Sure.
The tool kit was generated at a time when we were trying to do outreach to the construction sector. As I mentioned, about 52% of those workers who were employed came from our sector. When we started this back in 2017, the statistic was, effectively, that one in four of those dying were in construction. We generalize “construction”—it's the trades, and commercial and blue-collar workers.
Again, I'm not professing to have a health care background, but the idea was this: How can we convey information that allows people who would otherwise avoid it or not seek help to find information, or seek out attention and treatment? I initially had a harm reduction coordinator come in from the Island Health authority. We would do a lunch and learn—a one-hour session. You can imagine how, when we invited workers to come to us, we had zero people showing up. We found that a bit concerning, considering the statistics that were out there. There was also a perspective that this wasn't happening in our industry. There was denial. It's taken eight years for us to somewhat acknowledge that this crisis affects the construction sector. More than that, it's a social impact.
We're trying to do our part to reach out to construction workers. Through our strategy of outreach to companies, we also work with local community colleges that provide first- and second-year apprenticeship training. Our effort is in creating awareness. What's happened, Madame, is that we've had workers who would otherwise stand there with their arms crossed at a meeting in the morning.... For your information and for general awareness, a “tailgate talk” is something that happens all the time on a construction site. It's how they start their day. It's typically around the tailgate of a pickup. We say, “We're going to be doing this work. Stay away from this area. These deliveries are happening.”
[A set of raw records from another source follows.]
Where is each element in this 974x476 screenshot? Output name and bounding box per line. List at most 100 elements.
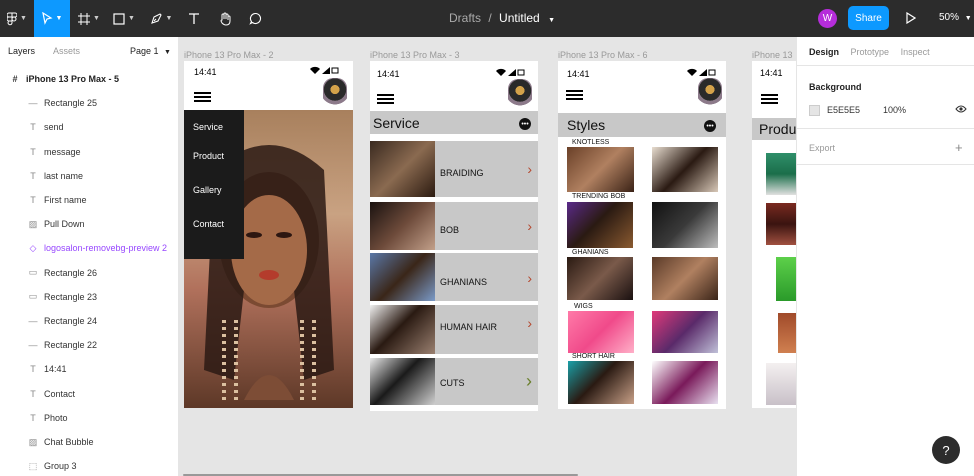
frame-tool-button[interactable]: ▼ (74, 0, 104, 37)
chevron-right-icon[interactable]: › (527, 270, 532, 286)
menu-item-contact[interactable]: Contact (193, 219, 224, 229)
layer-item[interactable]: ▨ Chat Bubble (0, 432, 179, 452)
layer-label: logosalon-removebg-preview 2 (44, 243, 168, 254)
style-photo-short-b[interactable] (652, 361, 718, 404)
layer-item[interactable]: ▭ Rectangle 23 (0, 287, 179, 307)
product-photo-2[interactable] (766, 203, 796, 245)
style-photo-knotless-b[interactable] (652, 147, 718, 192)
phone-frame-f6[interactable]: 14:41 Styles ••• KNOTLESS TRENDING BOB G… (558, 61, 726, 409)
tab-inspect[interactable]: Inspect (901, 47, 930, 57)
cursor-icon (41, 12, 53, 25)
layer-text-icon: T (30, 146, 36, 157)
style-photo-knotless-a[interactable] (567, 147, 634, 192)
service-row-bob[interactable]: BOB › (370, 202, 538, 250)
doc-folder[interactable]: Drafts (449, 11, 481, 25)
tab-prototype[interactable]: Prototype (851, 47, 890, 57)
hamburger-menu-icon[interactable] (377, 94, 394, 107)
tab-assets[interactable]: Assets (53, 46, 80, 56)
layer-label: Rectangle 22 (44, 340, 98, 351)
layer-item[interactable]: T 14:41 (0, 359, 179, 379)
style-photo-ghanians-a[interactable] (567, 257, 633, 300)
style-label-ghanians: GHANIANS (572, 249, 609, 256)
menu-item-gallery[interactable]: Gallery (193, 185, 222, 195)
pen-tool-button[interactable]: ▼ (144, 0, 178, 37)
layer-label: send (44, 122, 64, 133)
layer-item[interactable]: ◇ logosalon-removebg-preview 2 (0, 238, 179, 258)
layer-item[interactable]: ⬚ Group 3 (0, 456, 179, 476)
service-row-cuts[interactable]: CUTS › (370, 358, 538, 405)
comment-tool-button[interactable] (242, 0, 268, 37)
layer-item[interactable]: # iPhone 13 Pro Max - 5 (0, 69, 179, 89)
style-photo-bob-a[interactable] (567, 202, 633, 248)
layer-item[interactable]: Tsend (0, 117, 179, 137)
phone-frame-f2[interactable]: 14:41 Service Product Gallery Contact (184, 61, 353, 408)
hand-tool-button[interactable] (212, 0, 238, 37)
export-section-title: Export (809, 143, 836, 153)
frame-label-f6[interactable]: iPhone 13 Pro Max - 6 (558, 50, 648, 60)
chevron-right-icon[interactable]: › (527, 218, 532, 234)
present-play-icon[interactable] (906, 12, 916, 24)
share-button[interactable]: Share (848, 6, 889, 30)
product-photo-1[interactable] (766, 153, 796, 195)
text-tool-button[interactable] (182, 0, 206, 37)
product-photo-4[interactable] (778, 313, 796, 353)
layers-panel: Layers Assets Page 1 ▼ # iPhone 13 Pro Ma… (0, 37, 179, 476)
layer-text-icon: T (30, 364, 36, 375)
layer-item[interactable]: — Rectangle 22 (0, 335, 179, 355)
layer-item[interactable]: ▭ Rectangle 26 (0, 263, 179, 283)
layer-item[interactable]: — Rectangle 24 (0, 311, 179, 331)
layer-item[interactable]: T Contact (0, 384, 179, 404)
tab-layers[interactable]: Layers (8, 46, 35, 56)
layer-item[interactable]: T First name (0, 190, 179, 210)
style-photo-ghanians-b[interactable] (652, 257, 718, 300)
service-row-ghanians[interactable]: GHANIANS › (370, 253, 538, 301)
frame-label-f2[interactable]: iPhone 13 Pro Max - 2 (184, 50, 274, 60)
chevron-down-icon[interactable]: ▼ (548, 17, 555, 24)
service-row-human-hair[interactable]: HUMAN HAIR › (370, 305, 538, 354)
frame-label-f4[interactable]: iPhone 13 (752, 50, 793, 60)
hamburger-menu-icon[interactable] (566, 90, 583, 103)
main-menu-button[interactable]: ▼ (0, 0, 34, 37)
style-photo-short-a[interactable] (568, 361, 634, 404)
user-avatar[interactable]: W (818, 9, 837, 28)
layer-item[interactable]: — Rectangle 25 (0, 93, 179, 113)
frame-label-f3[interactable]: iPhone 13 Pro Max - 3 (370, 50, 460, 60)
background-color-swatch[interactable] (809, 105, 820, 116)
chevron-right-icon[interactable]: › (526, 371, 532, 392)
chevron-right-icon[interactable]: › (527, 161, 532, 177)
product-photo-3[interactable] (776, 257, 796, 301)
service-label: HUMAN HAIR (440, 322, 498, 332)
chat-bubble-icon[interactable]: ••• (519, 118, 531, 130)
layer-item[interactable]: Tmessage (0, 142, 179, 162)
menu-item-service[interactable]: Service (193, 122, 223, 132)
document-title[interactable]: Drafts / Untitled ▼ (449, 11, 555, 25)
style-photo-wigs-a[interactable] (568, 311, 634, 353)
style-photo-bob-b[interactable] (652, 202, 718, 248)
menu-item-product[interactable]: Product (193, 151, 224, 161)
layer-item[interactable]: Tlast name (0, 166, 179, 186)
style-photo-wigs-b[interactable] (652, 311, 718, 353)
doc-name[interactable]: Untitled (499, 11, 540, 25)
add-export-plus-icon[interactable]: + (955, 140, 963, 155)
help-button[interactable]: ? (932, 436, 960, 464)
background-hex-input[interactable]: E5E5E5 (827, 105, 860, 115)
section-title: Service (373, 114, 420, 131)
hamburger-menu-icon[interactable] (761, 94, 778, 107)
phone-frame-f4[interactable]: 14:41 Produ (752, 61, 796, 408)
hamburger-menu-icon[interactable] (194, 92, 211, 105)
move-tool-button[interactable]: ▼ (34, 0, 70, 37)
page-selector[interactable]: Page 1 ▼ (130, 46, 171, 56)
tab-design[interactable]: Design (809, 47, 839, 57)
eye-icon[interactable] (955, 104, 967, 114)
zoom-dropdown[interactable]: 50% ▼ (939, 12, 972, 23)
shape-tool-button[interactable]: ▼ (108, 0, 140, 37)
top-toolbar: ▼ ▼ ▼ ▼ ▼ Drafts / Untitled ▼ W Share 50… (0, 0, 974, 37)
background-opacity-input[interactable]: 100% (883, 105, 906, 115)
service-row-braiding[interactable]: BRAIDING › (370, 141, 538, 197)
chevron-right-icon[interactable]: › (527, 315, 532, 331)
layer-item[interactable]: T Photo (0, 408, 179, 428)
layer-item[interactable]: ▨ Pull Down (0, 214, 179, 234)
product-photo-5[interactable] (766, 363, 796, 405)
phone-frame-f3[interactable]: 14:41 Service ••• BRAIDING › BOB › GHANI… (370, 61, 538, 411)
chat-bubble-icon[interactable]: ••• (704, 120, 716, 132)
Well, since we introduced this component, we've had workers who are clearly uncomfortable with the conversation but who, by the end of it, are saying they know somebody who needs to get this pamphlet, or who needs to come to that support group. We have a spectrum of care. It's even for people who have a heavy dependency on alcohol. We don't discriminate. It's not necessarily toxic drugs; we don't focus solely on toxic drugs. We focus on elements that would compel somebody to, you know, go out and party one night and start with a couple of beers. The next thing they know, they're having a hit of heroin.
You know, we find that the circumstances are there to suggest that there are ways to inform them about what they should be looking for, and also to coach employers to say, “Don't let people struggle in vain. If you see somebody who's clearly having challenges...." They may be sober or clear-eyed during the day, but at night, they go home and turn to a very dark place. They use drugs to cope, only to get up and do the whole thing over the next day.